Ride-hailing company Lyft confirmed Monday it plans to sell 30.8 million Class A shares in its initial public offering at an expected price of $62 to $68 a share.
The IPO would value Lyft at between $21 billion and $23 billion, The Wall Street Journal reported on Sunday.
Lyft will list on the Nasdaq under ticker symbol “LYFT.”
Lyft beat competitor Uber in making it to public markets. The low end of the valuation range would already make a Lyft IPO one of the largest U.S.-listed new tech offerings since Alibaba Group Holding (BABA) debuted in 2014, according to the Journal.
Lyft posted revenue of $2.16 billion last year, more than double the revenue it had in 2017, while active riders tripled from 2016 to 2018. However, the company’s net loss widened to $911 million in 2018 from $688 million in 2017.
Demand for a Lyft IPO appears to be strong, since the low end of the valuation range would value the company far above its last private valuation off $15.1 billion in 2018, the Journal reported.

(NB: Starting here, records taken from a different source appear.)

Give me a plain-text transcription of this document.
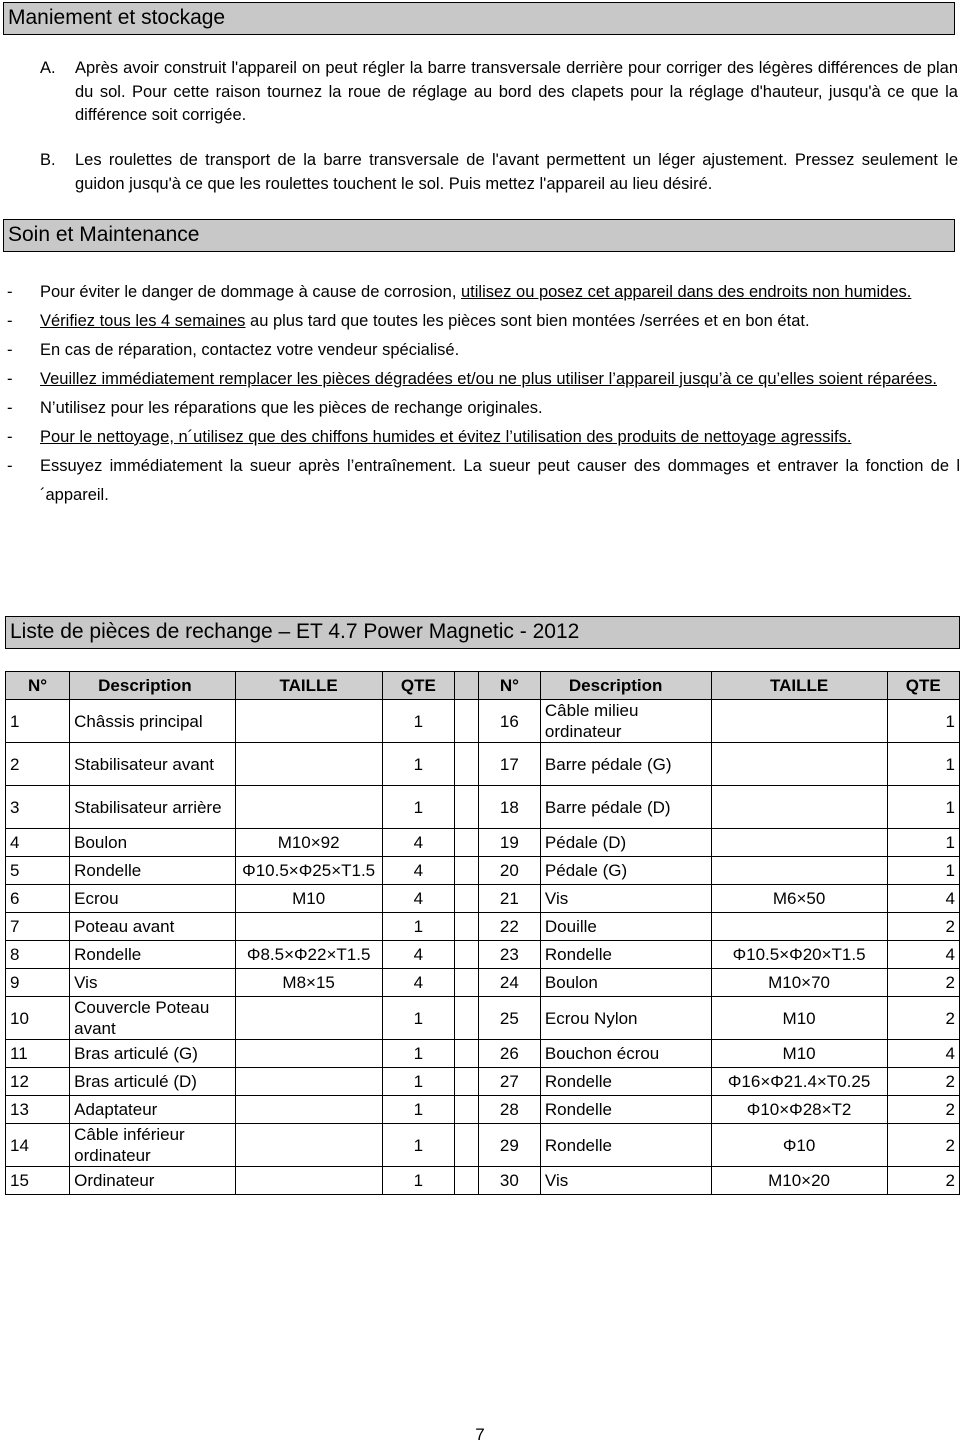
Maniement et stockage
A. Après avoir construit l'appareil on peut régler la barre transversale derrière pour corriger des légères différences de plan du sol. Pour cette raison tournez la roue de réglage au bord des clapets pour la réglage d'hauteur, jusqu'à ce que la différence soit corrigée.
B. Les roulettes de transport de la barre transversale de l'avant permettent un léger ajustement. Pressez seulement le guidon jusqu'à ce que les roulettes touchent le sol. Puis mettez l'appareil au lieu désiré.
Soin et Maintenance
- Pour éviter le danger de dommage à cause de corrosion, utilisez ou posez cet appareil dans des endroits non humides.
- Vérifiez tous les 4 semaines au plus tard que toutes les pièces sont bien montées /serrées et en bon état.
- En cas de réparation, contactez votre vendeur spécialisé.
- Veuillez immédiatement remplacer les pièces dégradées et/ou ne plus utiliser l’appareil jusqu’à ce qu’elles soient réparées.
- N’utilisez pour les réparations que les pièces de rechange originales.
- Pour le nettoyage, n´utilisez que des chiffons humides et évitez l’utilisation des produits de nettoyage agressifs.
- Essuyez immédiatement la sueur après l’entraînement. La sueur peut causer des dommages et entraver la fonction de l´appareil.
Liste de pièces de rechange – ET 4.7 Power Magnetic - 2012
N°	Description	TAILLE	QTE		N°	Description	TAILLE	QTE
1	Châssis principal		1		16	Câble milieu ordinateur		1
2	Stabilisateur avant		1		17	Barre pédale (G)		1
3	Stabilisateur arrière		1		18	Barre pédale (D)		1
4	Boulon	M10×92	4		19	Pédale (D)		1
5	Rondelle	Φ10.5×Φ25×T1.5	4		20	Pédale (G)		1
6	Ecrou	M10	4		21	Vis	M6×50	4
7	Poteau avant		1		22	Douille		2
8	Rondelle	Φ8.5×Φ22×T1.5	4		23	Rondelle	Φ10.5×Φ20×T1.5	4
9	Vis	M8×15	4		24	Boulon	M10×70	2
10	Couvercle Poteau avant		1		25	Ecrou Nylon	M10	2
11	Bras articulé (G)		1		26	Bouchon écrou	M10	4
12	Bras articulé (D)		1		27	Rondelle	Φ16×Φ21.4×T0.25	2
13	Adaptateur		1		28	Rondelle	Φ10×Φ28×T2	2
14	Câble inférieur ordinateur		1		29	Rondelle	Φ10	2
15	Ordinateur		1		30	Vis	M10×20	2
7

Lyft’s stock market debut is expected to usher in a wave of much-anticipated public listings of massive Silicon Valley startups such as Uber, Pinterest, Slack and others, as Wall Street’s appetite for fast-growing tech expands.
Lyft founder John Zimmer, who is also president of the company, and Logan Green, who is CEO, own about 7% of Lyft collectively, but will have nearly 50% voting control, the Journal said, citing sources. Their shares will have 20 votes each, instead of common shareholders’ one vote per share, giving them significant sway in major decisions.
Lyft will market the offering to mutual funds and hedge funds in meetings in New York and other cities. The shares could be priced as soon as March 28.